Some thoughts on uniform prior probabilities when estimating P values and confidence intervals

HuwLlewelyn · June 24, 2025, 10:50am

Yes. But instead of b_repl, I an interested in the possible outcomes of all studies with the same s but n2 (which can be and usually is the same as n1 in replication studies when the planned study has the same sample size, but can be very different (e.g. infinity theoretically) conditional on all the possible values of beta. How does your b_repl relate to beta?

R_cubed · June 24, 2025, 1:39pm

@HuwLlewelyn: It looks like you are trying to derive the formula for a prediction interval. Study the following and tell me if this is helpful.

EvZ · June 24, 2025, 1:53pm

Just to be sure, do we agree on the following set-up?

We start with beta which is the unkown true effect. We have two studies; the “original” and the “replication” that both target beta. Let’s assume they have the same sample size n and standard deviation s. Suppose they yield estimates b and b_repl which are unbiased with the same standard error se=s/sqrt(n). In other words, conditionally on beta, b and b_repl are independent, normally distributed with mean beta and standard deviation se.

You asked:

How does your b_repl relate to beta?

As I just wrote, conditionally on beta, b and b_repl are independent, normally distributed with mean beta and standard deviation se.

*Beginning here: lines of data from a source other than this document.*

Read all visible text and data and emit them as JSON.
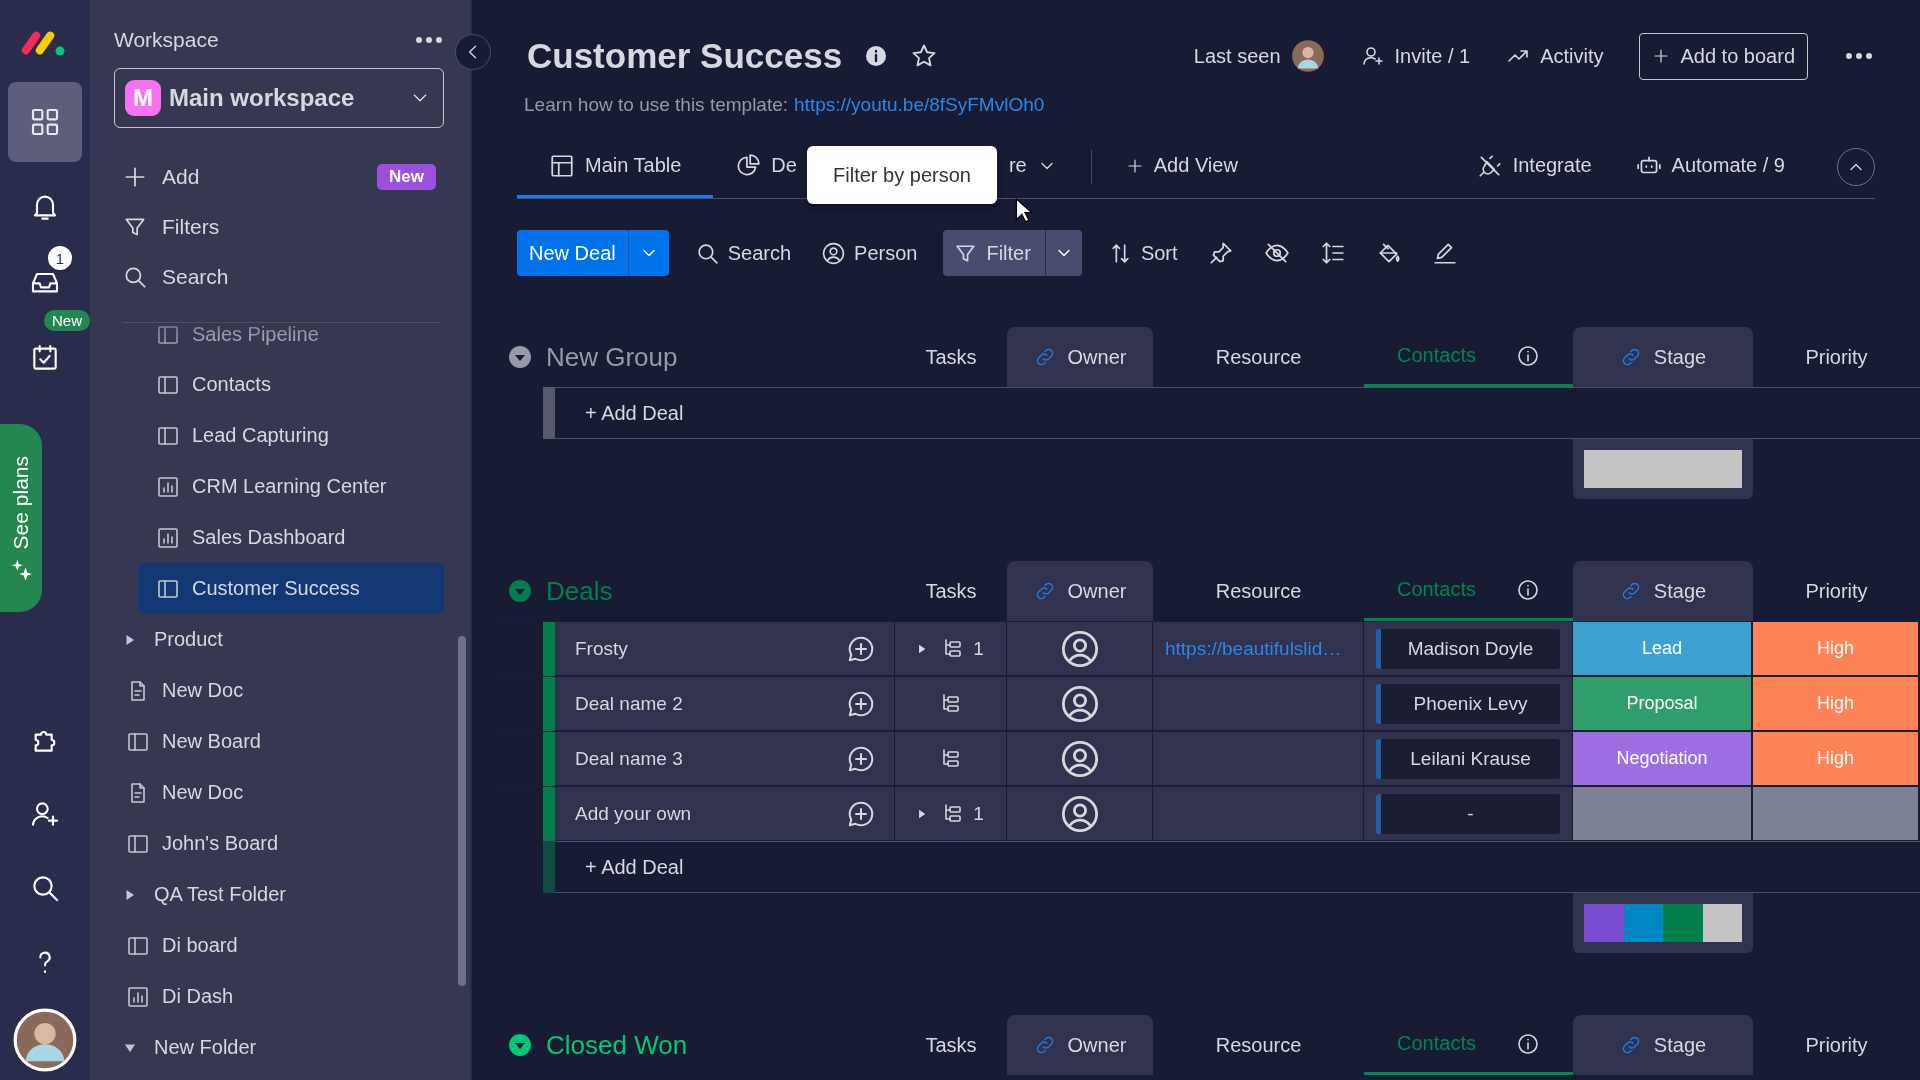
{
  "rail": {
    "items": [
      {
        "kind": "apps",
        "selected": true
      },
      {
        "kind": "notifications",
        "selected": false
      },
      {
        "kind": "inbox",
        "selected": false,
        "badge": {
          "text": "1",
          "kind": "count"
        }
      },
      {
        "kind": "my_work",
        "selected": false,
        "badge": {
          "text": "New",
          "kind": "new"
        }
      }
    ],
    "see_plans": "See plans",
    "bottom_items": [
      {
        "kind": "apps_marketplace"
      },
      {
        "kind": "invite"
      },
      {
        "kind": "search"
      },
      {
        "kind": "help"
      }
    ]
  },
  "sidebar": {
    "title": "Workspace",
    "workspace": {
      "initial": "M",
      "name": "Main workspace"
    },
    "actions": [
      {
        "kind": "add",
        "label": "Add",
        "badge": "New"
      },
      {
        "kind": "filter",
        "label": "Filters"
      },
      {
        "kind": "search",
        "label": "Search"
      }
    ],
    "folder_items": [
      {
        "kind": "board",
        "label": "Sales Pipeline",
        "selected": false
      },
      {
        "kind": "board",
        "label": "Contacts",
        "selected": false
      },
      {
        "kind": "board",
        "label": "Lead Capturing",
        "selected": false
      },
      {
        "kind": "dashboard",
        "label": "CRM Learning Center",
        "selected": false
      },
      {
        "kind": "dashboard",
        "label": "Sales Dashboard",
        "selected": false
      },
      {
        "kind": "board",
        "label": "Customer Success",
        "selected": true
      }
    ],
    "items": [
      {
        "kind": "folder",
        "label": "Product",
        "expanded": false,
        "selected": false
      },
      {
        "kind": "doc",
        "label": "New Doc",
        "selected": false
      },
      {
        "kind": "board",
        "label": "New Board",
        "selected": false
      },
      {
        "kind": "doc",
        "label": "New Doc",
        "selected": false
      },
      {
        "kind": "board",
        "label": "John's Board",
        "selected": false
      },
      {
        "kind": "folder",
        "label": "QA Test Folder",
        "expanded": false,
        "selected": false
      },
      {
        "kind": "board",
        "label": "Di board",
        "selected": false
      },
      {
        "kind": "dashboard",
        "label": "Di Dash",
        "selected": false
      },
      {
        "kind": "folder",
        "label": "New Folder",
        "expanded": true,
        "selected": false
      }
    ]
  },
  "board": {
    "title": "Customer Success",
    "favorite": false,
    "description": "Learn how to use this template:",
    "link": "https://youtu.be/8fSyFMvlOh0",
    "last_seen": "Last seen",
    "invite": "Invite / 1",
    "activity": "Activity",
    "add_button": "Add to board"
  },
  "views": {
    "tabs": [
      {
        "label": "Main Table",
        "kind": "table",
        "selected": true
      },
      {
        "label": "De",
        "kind": "chart",
        "selected": false
      },
      {
        "label": "re",
        "kind": "more",
        "selected": false
      }
    ],
    "add_view": "Add View",
    "integrate": "Integrate",
    "automate": "Automate / 9"
  },
  "tooltip": "Filter by person",
  "toolbar": {
    "new_button": "New Deal",
    "tools": [
      {
        "kind": "search",
        "label": "Search",
        "active": false
      },
      {
        "kind": "person",
        "label": "Person",
        "active": false
      },
      {
        "kind": "filter",
        "label": "Filter",
        "active": true
      },
      {
        "kind": "sort",
        "label": "Sort",
        "active": false
      },
      {
        "kind": "pin",
        "active": false
      },
      {
        "kind": "hide",
        "active": false
      },
      {
        "kind": "row_height",
        "active": false
      },
      {
        "kind": "color",
        "active": false
      },
      {
        "kind": "edit",
        "active": false
      }
    ]
  },
  "groups": [
    {
      "name": "New Group",
      "color": "#9699a6",
      "columns": [
        {
          "label": "Tasks",
          "kind": "plain"
        },
        {
          "label": "Owner",
          "kind": "linked"
        },
        {
          "label": "Resource",
          "kind": "plain"
        },
        {
          "label": "Contacts",
          "kind": "mirror"
        },
        {
          "label": "Stage",
          "kind": "linked"
        },
        {
          "label": "Priority",
          "kind": "plain"
        }
      ],
      "add_label": "+ Add Deal",
      "summary": [
        {
          "color": "#c4c4c4"
        }
      ]
    },
    {
      "name": "Deals",
      "color": "#037f4c",
      "columns": [
        {
          "label": "Tasks",
          "kind": "plain"
        },
        {
          "label": "Owner",
          "kind": "linked"
        },
        {
          "label": "Resource",
          "kind": "plain"
        },
        {
          "label": "Contacts",
          "kind": "mirror"
        },
        {
          "label": "Stage",
          "kind": "linked"
        },
        {
          "label": "Priority",
          "kind": "plain"
        }
      ],
      "rows": [
        {
          "name": "Frosty",
          "subitems": "1",
          "resource": "https://beautifulslid…",
          "contact": "Madison Doyle",
          "stage": {
            "label": "Lead",
            "color": "#3ea0cf"
          },
          "priority": {
            "label": "High",
            "color": "#fd8456"
          }
        },
        {
          "name": "Deal name 2",
          "contact": "Phoenix Levy",
          "stage": {
            "label": "Proposal",
            "color": "#2f9e6c"
          },
          "priority": {
            "label": "High",
            "color": "#fd8456"
          }
        },
        {
          "name": "Deal name 3",
          "contact": "Leilani Krause",
          "stage": {
            "label": "Negotiation",
            "color": "#9b6fe0"
          },
          "priority": {
            "label": "High",
            "color": "#fd8456"
          }
        },
        {
          "name": "Add your own",
          "subitems": "1",
          "contact": "-",
          "stage": {
            "color": "#7d8196"
          },
          "priority": {
            "color": "#7d8196"
          }
        }
      ],
      "add_label": "+ Add Deal",
      "summary": [
        {
          "color": "#784bd1"
        },
        {
          "color": "#0086c0"
        },
        {
          "color": "#037f4c"
        },
        {
          "color": "#c4c4c4"
        }
      ]
    },
    {
      "name": "Closed Won",
      "color": "#00c875",
      "columns": [
        {
          "label": "Tasks",
          "kind": "plain"
        },
        {
          "label": "Owner",
          "kind": "linked"
        },
        {
          "label": "Resource",
          "kind": "plain"
        },
        {
          "label": "Contacts",
          "kind": "mirror"
        },
        {
          "label": "Stage",
          "kind": "linked"
        },
        {
          "label": "Priority",
          "kind": "plain"
        }
      ]
    }
  ]
}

Now, in an actual field of research (such as the clinical trials in the Cochrane database) there is an association between the true effects (beta’s) and the standard errors (se’s). This is due to the practice of sample size calculations. For that reason, I prefer to divide everything by se and work with SNR=beta/se, z=b/se and z_repl=b_repl/se instead of beta, b and b_repl. If you find this confusing, you can also assume that se is always 1. Is that OK with you?

HuwLlewelyn · June 24, 2025, 2:17pm

I’m not sure where you are going with this, but se = 1 when n belongs to the set of all n when n = s^2.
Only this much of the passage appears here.